Women who were getting unsafe procedures could now go to clinics that provided abortions legally. Women’s Health Services was the first clinic to open in Pittsburgh. It opened its doors soon after the highly anticipated Supreme Court decision.

“Pittsburgh, having this small group of very forward-looking people, they were ready,” said Claire Keyes. “They had the building. The lease was signed in anticipation of the decision. They had the list of all the supplies that would be needed, and just a few months later, Women's Health Services opened their doors and started doing abortions.”

Doctor Thompson was also associate medical director at Women’s Health Services in addition to his work at Magee. He estimated that the clinic did around 11,000 abortions per year when he worked there.
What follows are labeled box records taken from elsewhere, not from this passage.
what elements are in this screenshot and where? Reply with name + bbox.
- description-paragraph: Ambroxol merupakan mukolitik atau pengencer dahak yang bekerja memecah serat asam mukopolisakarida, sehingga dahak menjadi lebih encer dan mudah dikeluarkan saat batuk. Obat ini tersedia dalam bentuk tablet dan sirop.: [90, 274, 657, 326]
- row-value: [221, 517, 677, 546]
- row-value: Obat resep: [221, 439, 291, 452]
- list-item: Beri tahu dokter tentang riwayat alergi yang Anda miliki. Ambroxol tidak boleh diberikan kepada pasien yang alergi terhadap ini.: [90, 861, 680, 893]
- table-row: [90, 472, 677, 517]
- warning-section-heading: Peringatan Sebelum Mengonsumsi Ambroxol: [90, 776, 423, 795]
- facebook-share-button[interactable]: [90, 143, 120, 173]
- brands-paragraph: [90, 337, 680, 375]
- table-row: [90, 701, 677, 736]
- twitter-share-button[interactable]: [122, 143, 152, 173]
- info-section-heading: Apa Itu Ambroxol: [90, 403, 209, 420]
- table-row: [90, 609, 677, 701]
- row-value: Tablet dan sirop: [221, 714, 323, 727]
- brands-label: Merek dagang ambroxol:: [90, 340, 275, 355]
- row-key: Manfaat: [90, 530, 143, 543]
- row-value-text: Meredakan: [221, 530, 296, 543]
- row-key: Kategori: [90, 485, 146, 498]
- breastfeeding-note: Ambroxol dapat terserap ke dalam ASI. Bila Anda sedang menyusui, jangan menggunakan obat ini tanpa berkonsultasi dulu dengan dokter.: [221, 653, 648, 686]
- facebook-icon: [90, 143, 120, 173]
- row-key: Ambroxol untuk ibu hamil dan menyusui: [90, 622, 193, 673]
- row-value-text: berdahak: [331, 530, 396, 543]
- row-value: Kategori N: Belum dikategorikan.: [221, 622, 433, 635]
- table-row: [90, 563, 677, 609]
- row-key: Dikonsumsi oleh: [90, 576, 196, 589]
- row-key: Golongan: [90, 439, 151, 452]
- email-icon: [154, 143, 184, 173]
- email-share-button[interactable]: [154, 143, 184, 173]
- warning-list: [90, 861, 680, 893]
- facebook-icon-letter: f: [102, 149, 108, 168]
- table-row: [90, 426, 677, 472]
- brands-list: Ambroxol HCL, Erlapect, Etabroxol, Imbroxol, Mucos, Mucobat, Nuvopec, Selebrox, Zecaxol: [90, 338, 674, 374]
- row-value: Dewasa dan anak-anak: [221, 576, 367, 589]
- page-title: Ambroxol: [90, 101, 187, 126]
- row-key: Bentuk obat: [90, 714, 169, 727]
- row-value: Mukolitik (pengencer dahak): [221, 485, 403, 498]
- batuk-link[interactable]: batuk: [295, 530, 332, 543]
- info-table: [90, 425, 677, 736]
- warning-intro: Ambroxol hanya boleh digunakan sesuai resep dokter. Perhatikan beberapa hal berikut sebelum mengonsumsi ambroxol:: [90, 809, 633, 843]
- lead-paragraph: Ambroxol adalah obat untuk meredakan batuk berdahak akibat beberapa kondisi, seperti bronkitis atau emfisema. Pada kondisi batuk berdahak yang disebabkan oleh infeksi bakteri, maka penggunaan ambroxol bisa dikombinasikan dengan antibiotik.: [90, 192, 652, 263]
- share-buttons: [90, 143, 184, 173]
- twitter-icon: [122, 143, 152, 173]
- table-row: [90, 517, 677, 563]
Pittsburgh became one of the biggest abortion providers in the state, and Pennsylvania was one of the top providers in the country in the years after Roe.

Claire Keyes says clinics didn’t get a lot of pushback when they opened -- at first. A very different narrative would dominate the abortion rights conversation in Pittsburgh in the 1980s.

“Certainly there were people [opposed to abortion], they just weren't as organized,” Keyes said of the early days after Roe. “I can't tell you when anything started at our clinic, but I can tell you that we were specifically the base station for the original training films for protests of a larger sort. And that's when we were having 600-800 protesters, per clinic day ... but that's another story in and of itself.”

 
This story is a part of a series looking at the history of abortion access and abortion legislation in Pennsylvania.